R2-D2 had fallen on tough times after not being invited back for Star Wars Episode III: Revenge of the Sith. (It’s little known that throughout the wildly successful film series he was paid mostly in RAM and received zero percent of merchandising profits.) In the July 2005 issue of Cigar Aficionado magazine, “the garbage can with legs,” as Harrison Ford used to call him, revealed that “[George] Lucas used CGI instead of me in the last movie. So it just looked like I was in it. I didn’t even get scale. I f***ing made Lucas and this is how that anti-technite son of a bitch returns the favor. Hey George, I got your force right here.”

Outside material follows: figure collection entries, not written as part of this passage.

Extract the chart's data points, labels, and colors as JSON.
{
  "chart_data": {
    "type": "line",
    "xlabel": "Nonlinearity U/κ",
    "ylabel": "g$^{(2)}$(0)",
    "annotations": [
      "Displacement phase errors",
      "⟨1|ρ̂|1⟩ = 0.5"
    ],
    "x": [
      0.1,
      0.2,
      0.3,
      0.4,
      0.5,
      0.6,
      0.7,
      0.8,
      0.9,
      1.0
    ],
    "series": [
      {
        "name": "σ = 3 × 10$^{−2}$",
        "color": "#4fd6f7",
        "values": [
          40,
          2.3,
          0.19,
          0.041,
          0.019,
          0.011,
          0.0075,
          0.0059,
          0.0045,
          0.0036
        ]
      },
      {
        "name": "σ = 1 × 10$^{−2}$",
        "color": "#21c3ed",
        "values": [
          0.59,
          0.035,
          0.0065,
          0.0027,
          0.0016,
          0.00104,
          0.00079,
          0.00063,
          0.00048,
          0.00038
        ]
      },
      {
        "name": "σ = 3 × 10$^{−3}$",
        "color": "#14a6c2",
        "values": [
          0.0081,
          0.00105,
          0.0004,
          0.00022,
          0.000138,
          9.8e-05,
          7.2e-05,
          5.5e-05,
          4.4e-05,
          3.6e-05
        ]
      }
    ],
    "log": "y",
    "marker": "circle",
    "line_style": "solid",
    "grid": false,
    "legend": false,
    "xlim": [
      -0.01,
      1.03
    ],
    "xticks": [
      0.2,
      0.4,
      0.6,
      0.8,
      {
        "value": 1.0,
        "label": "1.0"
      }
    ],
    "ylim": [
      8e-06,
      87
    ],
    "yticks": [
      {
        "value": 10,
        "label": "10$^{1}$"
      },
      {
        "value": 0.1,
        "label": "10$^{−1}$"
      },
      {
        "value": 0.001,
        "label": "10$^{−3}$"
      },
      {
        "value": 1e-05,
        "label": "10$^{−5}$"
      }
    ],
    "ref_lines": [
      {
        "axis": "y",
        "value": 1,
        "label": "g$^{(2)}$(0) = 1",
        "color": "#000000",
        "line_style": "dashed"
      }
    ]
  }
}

Shortly thereafter, R2-D2 found himself back east, working as a repair robot in a body shop in the Bronx, where he remained for over two years before he and a few of the mechanics went in on a winning Powerball ticket with a payday of $10 million. Since then, he has dedicated himself to robot rights, helped his longtime friend C-3PO battle an oil addiction and started dating a Roomba Intelligent Sweeper Vac.
R2-D2 Backs Fellow Robot Mitt Romney
Posted by: Brad Jacobson | January 25, 2008 at 12:46 PM
Hehe. Fun.
Actually, some conservatives have accused Hillary of being a robot (Romney's more common, though.)
Back when I was in high school, my buddies and I wrote a sketch involving all the characters we could think of who didn't speak intelligibly, like R2...
Posted by: Batocchio | January 25, 2008 at 07:44 PM
Funny, and true as usual.
Posted by: Hungry Hamed | January 28, 2008 at 11:46 PM
has lt. commander data from next gen endorsed anyone yet?